AEG, the world's second largest concert promoter, was the chief engine behind the stint, and had already sank up to $30 million into the production, according to Billboard. The concert, deemed the "This Is It" series, had already culled $85 million in ticket sales - 750,000 tickets that now must be refunded. Jackson was also paid a substantial sum in the millions advance for the performances.
What's at stake for AEG is nonappearance insurance, a policy drawn up if an artist doesn't show (which Jackson clearly will not).
First, there's no verification if AEG even had this policy written up in contracts.

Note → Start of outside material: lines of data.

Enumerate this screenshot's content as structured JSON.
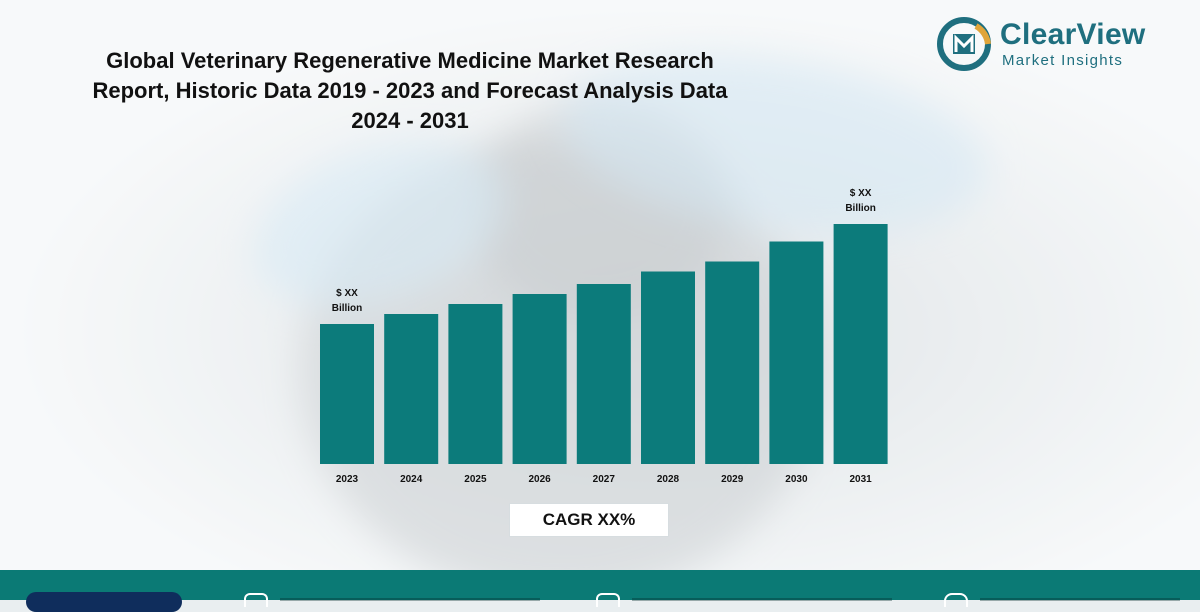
{
  "header": {
    "title_line1": "Global Veterinary Regenerative Medicine Market Research",
    "title_line2": "Report, Historic Data 2019 - 2023 and Forecast Analysis Data",
    "title_line3": "2024 - 2031"
  },
  "logo": {
    "name": "ClearView",
    "subtitle": "Market Insights",
    "icon": "clearview-logo-icon"
  },
  "chart_data": {
    "type": "bar",
    "title": "Global Veterinary Regenerative Medicine Market Research Report, Historic Data 2019 - 2023 and Forecast Analysis Data 2024 - 2031",
    "categories": [
      "2023",
      "2024",
      "2025",
      "2026",
      "2027",
      "2028",
      "2029",
      "2030",
      "2031"
    ],
    "values": [
      56,
      60,
      64,
      68,
      72,
      77,
      81,
      89,
      96
    ],
    "value_note": "relative bar heights (unlabelled axis, actual values shown as $ XX)",
    "data_labels": [
      {
        "category": "2023",
        "line1": "$ XX",
        "line2": "Billion"
      },
      {
        "category": "2031",
        "line1": "$ XX",
        "line2": "Billion"
      }
    ],
    "xlabel": "",
    "ylabel": "",
    "ylim": [
      0,
      100
    ],
    "grid": false,
    "bar_color": "#0c7b7b"
  },
  "cagr": {
    "label": "CAGR XX%"
  },
  "colors": {
    "teal": "#0c7b7b",
    "footer": "#0b7a75",
    "navy": "#0f2d5c",
    "brand": "#1f6f7f"
  }
}
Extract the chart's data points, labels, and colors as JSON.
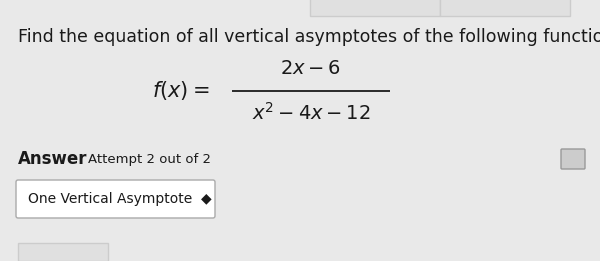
{
  "background_color": "#e9e9e9",
  "title_text": "Find the equation of all vertical asymptotes of the following function.",
  "title_fontsize": 12.5,
  "text_color": "#1a1a1a",
  "formula_fx": "$f(x) =$",
  "formula_numerator": "$2x - 6$",
  "formula_denominator": "$x^2 - 4x - 12$",
  "answer_bold": "Answer",
  "answer_normal": "Attempt 2 out of 2",
  "dropdown_label": "One Vertical Asymptote  ◆",
  "dropdown_bg": "#ffffff",
  "dropdown_border": "#aaaaaa",
  "icon_color": "#cccccc",
  "icon_border": "#999999",
  "topbox_bg": "#e0e0e0",
  "topbox_border": "#cccccc"
}
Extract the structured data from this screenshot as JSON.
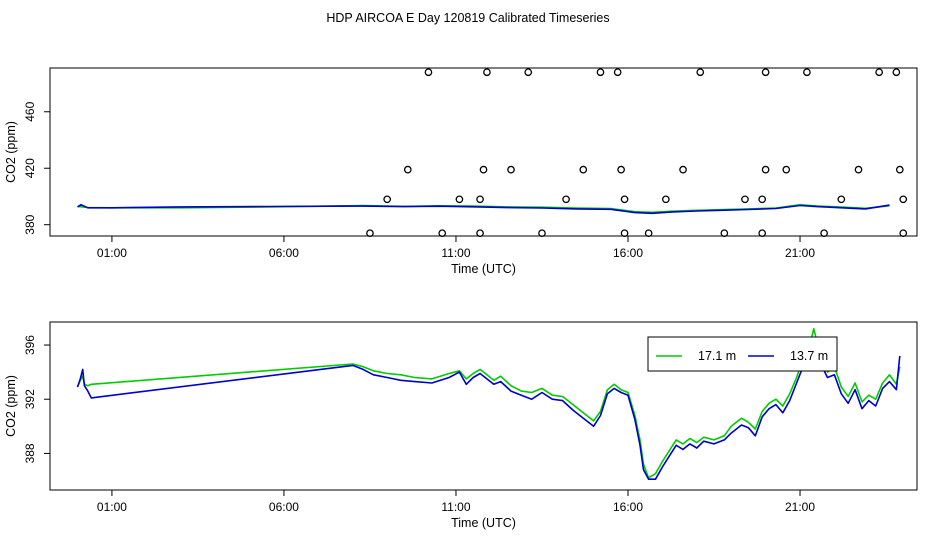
{
  "figure": {
    "title": "HDP AIRCOA E  Day 120819  Calibrated Timeseries"
  },
  "chart_data": [
    {
      "type": "line",
      "title": "",
      "xlabel": "Time (UTC)",
      "ylabel": "CO2 (ppm)",
      "xlim": [
        -0.8,
        24.4
      ],
      "ylim": [
        372,
        491
      ],
      "x_ticks": [
        1,
        6,
        11,
        16,
        21
      ],
      "x_tick_labels": [
        "01:00",
        "06:00",
        "11:00",
        "16:00",
        "21:00"
      ],
      "y_ticks": [
        380,
        420,
        460
      ],
      "y_tick_labels": [
        "380",
        "420",
        "460"
      ],
      "grid": false,
      "series": [
        {
          "color": "#00cc00",
          "points": [
            [
              0.0,
              393.0
            ],
            [
              0.3,
              392.2
            ],
            [
              1.0,
              392.0
            ],
            [
              3.0,
              392.0
            ],
            [
              5.5,
              392.6
            ],
            [
              8.3,
              393.5
            ],
            [
              9.5,
              393.0
            ],
            [
              10.5,
              393.4
            ],
            [
              11.5,
              393.2
            ],
            [
              12.5,
              392.6
            ],
            [
              13.5,
              392.4
            ],
            [
              14.5,
              391.8
            ],
            [
              15.5,
              391.4
            ],
            [
              16.2,
              389.2
            ],
            [
              16.7,
              388.8
            ],
            [
              17.3,
              389.6
            ],
            [
              18.0,
              390.2
            ],
            [
              18.8,
              390.8
            ],
            [
              19.5,
              391.2
            ],
            [
              20.3,
              391.8
            ],
            [
              21.0,
              394.2
            ],
            [
              21.5,
              393.2
            ],
            [
              22.3,
              392.4
            ],
            [
              22.9,
              391.6
            ],
            [
              23.6,
              393.4
            ]
          ]
        },
        {
          "color": "#0000cc",
          "points": [
            [
              0.0,
              392.6
            ],
            [
              0.1,
              394.2
            ],
            [
              0.3,
              392.0
            ],
            [
              1.0,
              392.0
            ],
            [
              3.0,
              392.6
            ],
            [
              5.5,
              392.9
            ],
            [
              8.3,
              393.2
            ],
            [
              9.5,
              392.8
            ],
            [
              10.5,
              393.1
            ],
            [
              11.5,
              392.7
            ],
            [
              12.5,
              392.1
            ],
            [
              13.5,
              391.8
            ],
            [
              14.5,
              391.2
            ],
            [
              15.5,
              390.9
            ],
            [
              16.2,
              388.6
            ],
            [
              16.7,
              388.1
            ],
            [
              17.3,
              389.1
            ],
            [
              18.0,
              389.7
            ],
            [
              18.8,
              390.3
            ],
            [
              19.5,
              390.8
            ],
            [
              20.3,
              391.5
            ],
            [
              21.0,
              393.6
            ],
            [
              21.5,
              392.8
            ],
            [
              22.3,
              391.9
            ],
            [
              22.9,
              391.2
            ],
            [
              23.6,
              393.9
            ]
          ]
        }
      ],
      "markers": {
        "shape": "circle",
        "points": [
          [
            8.5,
            374
          ],
          [
            9.0,
            398
          ],
          [
            9.6,
            419
          ],
          [
            10.2,
            488
          ],
          [
            10.6,
            374
          ],
          [
            11.1,
            398
          ],
          [
            11.7,
            398
          ],
          [
            11.8,
            419
          ],
          [
            11.9,
            488
          ],
          [
            11.7,
            374
          ],
          [
            12.6,
            419
          ],
          [
            13.1,
            488
          ],
          [
            13.5,
            374
          ],
          [
            14.2,
            398
          ],
          [
            14.7,
            419
          ],
          [
            15.2,
            488
          ],
          [
            15.7,
            488
          ],
          [
            15.8,
            419
          ],
          [
            15.9,
            398
          ],
          [
            15.9,
            374
          ],
          [
            16.6,
            374
          ],
          [
            17.1,
            398
          ],
          [
            17.6,
            419
          ],
          [
            18.1,
            488
          ],
          [
            18.8,
            374
          ],
          [
            19.4,
            398
          ],
          [
            19.9,
            398
          ],
          [
            19.9,
            374
          ],
          [
            20.0,
            419
          ],
          [
            20.0,
            488
          ],
          [
            20.6,
            419
          ],
          [
            21.2,
            488
          ],
          [
            21.7,
            374
          ],
          [
            22.2,
            398
          ],
          [
            22.7,
            419
          ],
          [
            23.3,
            488
          ],
          [
            23.8,
            488
          ],
          [
            23.9,
            419
          ],
          [
            24.0,
            398
          ],
          [
            24.0,
            374
          ]
        ]
      }
    },
    {
      "type": "line",
      "title": "",
      "xlabel": "Time (UTC)",
      "ylabel": "CO2 (ppm)",
      "xlim": [
        -0.8,
        24.4
      ],
      "ylim": [
        385.3,
        397.7
      ],
      "x_ticks": [
        1,
        6,
        11,
        16,
        21
      ],
      "x_tick_labels": [
        "01:00",
        "06:00",
        "11:00",
        "16:00",
        "21:00"
      ],
      "y_ticks": [
        388,
        392,
        396
      ],
      "y_tick_labels": [
        "388",
        "392",
        "396"
      ],
      "grid": false,
      "legend": {
        "position": "top-right",
        "entries": [
          {
            "label": "17.1 m",
            "color": "#00cc00"
          },
          {
            "label": "13.7 m",
            "color": "#0000cc"
          }
        ]
      },
      "series": [
        {
          "name": "17.1 m",
          "color": "#00cc00",
          "points": [
            [
              0.0,
              392.9
            ],
            [
              0.08,
              393.4
            ],
            [
              0.15,
              393.7
            ],
            [
              0.2,
              393.1
            ],
            [
              0.3,
              393.0
            ],
            [
              0.4,
              393.1
            ],
            [
              8.0,
              394.6
            ],
            [
              8.3,
              394.4
            ],
            [
              8.6,
              394.1
            ],
            [
              9.0,
              393.9
            ],
            [
              9.4,
              393.8
            ],
            [
              9.8,
              393.6
            ],
            [
              10.3,
              393.5
            ],
            [
              10.8,
              393.9
            ],
            [
              11.1,
              394.1
            ],
            [
              11.3,
              393.5
            ],
            [
              11.5,
              393.9
            ],
            [
              11.7,
              394.2
            ],
            [
              11.9,
              393.8
            ],
            [
              12.1,
              393.4
            ],
            [
              12.3,
              393.7
            ],
            [
              12.6,
              393.0
            ],
            [
              12.9,
              392.6
            ],
            [
              13.2,
              392.5
            ],
            [
              13.5,
              392.8
            ],
            [
              13.8,
              392.3
            ],
            [
              14.1,
              392.2
            ],
            [
              14.4,
              391.6
            ],
            [
              14.7,
              391.0
            ],
            [
              15.0,
              390.4
            ],
            [
              15.2,
              391.1
            ],
            [
              15.4,
              392.7
            ],
            [
              15.6,
              393.1
            ],
            [
              15.8,
              392.7
            ],
            [
              16.0,
              392.5
            ],
            [
              16.2,
              390.8
            ],
            [
              16.35,
              389.0
            ],
            [
              16.45,
              387.2
            ],
            [
              16.6,
              386.2
            ],
            [
              16.8,
              386.5
            ],
            [
              17.0,
              387.4
            ],
            [
              17.2,
              388.2
            ],
            [
              17.4,
              389.0
            ],
            [
              17.6,
              388.7
            ],
            [
              17.8,
              389.1
            ],
            [
              18.0,
              388.8
            ],
            [
              18.2,
              389.2
            ],
            [
              18.5,
              389.0
            ],
            [
              18.8,
              389.3
            ],
            [
              19.0,
              390.0
            ],
            [
              19.3,
              390.6
            ],
            [
              19.5,
              390.3
            ],
            [
              19.7,
              389.8
            ],
            [
              19.9,
              391.1
            ],
            [
              20.1,
              391.7
            ],
            [
              20.3,
              392.0
            ],
            [
              20.5,
              391.5
            ],
            [
              20.7,
              392.4
            ],
            [
              20.9,
              393.6
            ],
            [
              21.1,
              395.1
            ],
            [
              21.3,
              396.2
            ],
            [
              21.4,
              397.2
            ],
            [
              21.6,
              395.1
            ],
            [
              21.8,
              394.0
            ],
            [
              22.0,
              394.4
            ],
            [
              22.2,
              392.9
            ],
            [
              22.4,
              392.2
            ],
            [
              22.6,
              393.2
            ],
            [
              22.8,
              391.8
            ],
            [
              23.0,
              392.3
            ],
            [
              23.2,
              392.0
            ],
            [
              23.4,
              393.2
            ],
            [
              23.6,
              393.8
            ],
            [
              23.8,
              393.1
            ],
            [
              23.9,
              394.4
            ]
          ]
        },
        {
          "name": "13.7 m",
          "color": "#0000cc",
          "points": [
            [
              0.0,
              392.9
            ],
            [
              0.08,
              393.5
            ],
            [
              0.15,
              394.2
            ],
            [
              0.2,
              393.0
            ],
            [
              0.3,
              392.6
            ],
            [
              0.4,
              392.1
            ],
            [
              8.0,
              394.5
            ],
            [
              8.3,
              394.2
            ],
            [
              8.6,
              393.8
            ],
            [
              9.0,
              393.6
            ],
            [
              9.4,
              393.4
            ],
            [
              9.8,
              393.3
            ],
            [
              10.3,
              393.2
            ],
            [
              10.8,
              393.6
            ],
            [
              11.1,
              394.0
            ],
            [
              11.3,
              393.1
            ],
            [
              11.5,
              393.6
            ],
            [
              11.7,
              393.9
            ],
            [
              11.9,
              393.5
            ],
            [
              12.1,
              393.1
            ],
            [
              12.3,
              393.3
            ],
            [
              12.6,
              392.6
            ],
            [
              12.9,
              392.3
            ],
            [
              13.2,
              392.0
            ],
            [
              13.5,
              392.5
            ],
            [
              13.8,
              392.0
            ],
            [
              14.1,
              391.9
            ],
            [
              14.4,
              391.2
            ],
            [
              14.7,
              390.6
            ],
            [
              15.0,
              390.0
            ],
            [
              15.2,
              390.8
            ],
            [
              15.4,
              392.4
            ],
            [
              15.6,
              392.8
            ],
            [
              15.8,
              392.5
            ],
            [
              16.0,
              392.3
            ],
            [
              16.2,
              390.5
            ],
            [
              16.35,
              388.6
            ],
            [
              16.45,
              386.8
            ],
            [
              16.6,
              386.1
            ],
            [
              16.8,
              386.1
            ],
            [
              17.0,
              387.0
            ],
            [
              17.2,
              387.8
            ],
            [
              17.4,
              388.6
            ],
            [
              17.6,
              388.3
            ],
            [
              17.8,
              388.7
            ],
            [
              18.0,
              388.4
            ],
            [
              18.2,
              388.9
            ],
            [
              18.5,
              388.7
            ],
            [
              18.8,
              389.0
            ],
            [
              19.0,
              389.5
            ],
            [
              19.3,
              390.1
            ],
            [
              19.5,
              389.9
            ],
            [
              19.7,
              389.3
            ],
            [
              19.9,
              390.7
            ],
            [
              20.1,
              391.3
            ],
            [
              20.3,
              391.6
            ],
            [
              20.5,
              391.0
            ],
            [
              20.7,
              391.9
            ],
            [
              20.9,
              393.2
            ],
            [
              21.1,
              394.5
            ],
            [
              21.3,
              395.5
            ],
            [
              21.4,
              396.0
            ],
            [
              21.6,
              394.6
            ],
            [
              21.8,
              393.6
            ],
            [
              22.0,
              393.8
            ],
            [
              22.2,
              392.4
            ],
            [
              22.4,
              391.7
            ],
            [
              22.6,
              392.7
            ],
            [
              22.8,
              391.3
            ],
            [
              23.0,
              391.9
            ],
            [
              23.2,
              391.5
            ],
            [
              23.4,
              392.8
            ],
            [
              23.6,
              393.3
            ],
            [
              23.8,
              392.7
            ],
            [
              23.9,
              395.2
            ]
          ]
        }
      ]
    }
  ]
}
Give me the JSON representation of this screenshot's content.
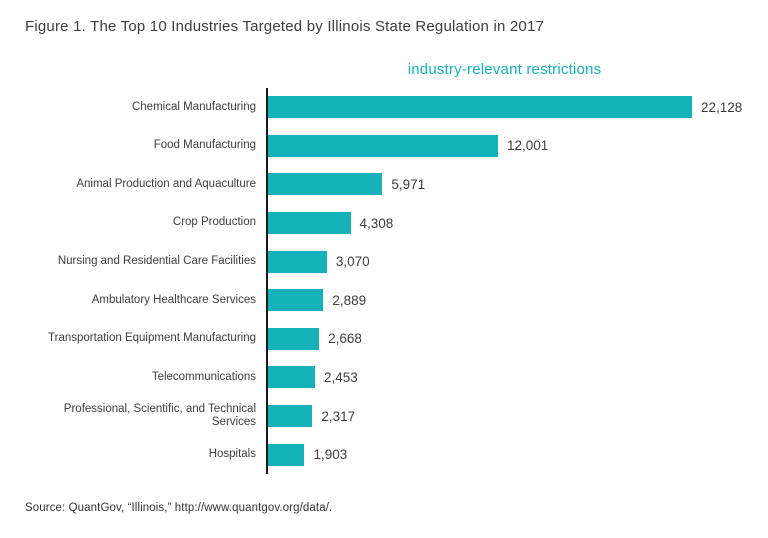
{
  "figure": {
    "title": "Figure 1. The Top 10 Industries Targeted by Illinois State Regulation in 2017",
    "source": "Source: QuantGov, “Illinois,” http://www.quantgov.org/data/."
  },
  "colors": {
    "bar": "#16b2ba",
    "header": "#16b2ba",
    "axis": "#1a1a1a",
    "text": "#3d3d3d"
  },
  "chart_data": {
    "type": "bar",
    "orientation": "horizontal",
    "title": "industry-relevant restrictions",
    "xlabel": "",
    "ylabel": "",
    "xlim": [
      0,
      22128
    ],
    "grid": false,
    "legend": false,
    "categories": [
      "Chemical Manufacturing",
      "Food Manufacturing",
      "Animal Production and Aquaculture",
      "Crop Production",
      "Nursing and Residential Care Facilities",
      "Ambulatory Healthcare Services",
      "Transportation Equipment Manufacturing",
      "Telecommunications",
      "Professional, Scientific, and Technical Services",
      "Hospitals"
    ],
    "values": [
      22128,
      12001,
      5971,
      4308,
      3070,
      2889,
      2668,
      2453,
      2317,
      1903
    ],
    "value_labels": [
      "22,128",
      "12,001",
      "5,971",
      "4,308",
      "3,070",
      "2,889",
      "2,668",
      "2,453",
      "2,317",
      "1,903"
    ]
  }
}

Second, "If it was a pre-existing condition or drug- or alcohol-related, a normal cancellation policy would not cover that, even if he had passed a medical exam," a source told Billboard. Jackson apparently did pass this medical exam before committing, "with flying colors."
Third, if the Jackson estate is found to owe AEG for the nonappearance, there may be a struggle to pay it. The pop star has been plagued by lawsuits and debt for the last few years, causing him to close his Neverland Ranch and auction personal items, for instance.
Even if the insurance situation is best-case scenario, AEG still has to contend with a costly and quick refund situation, to fans who have bought tickets to see the London shows from all over the world.
AEG has scheduled a meeting at 12 p.m. EST to discuss how they'll handle this windfall.
Why should consumers care? Believe it, the way the concert industry is run was already up in the air with the potential merger of Live Nation, the No. 1 concert promoter in the world, and Ticketmaster, the oft-loathed but most-used ticketing company in the world. If there is weakened competition from AEG, Live Nation will continue to control of how the world's largest concerts and tours are presented, promoted and produced.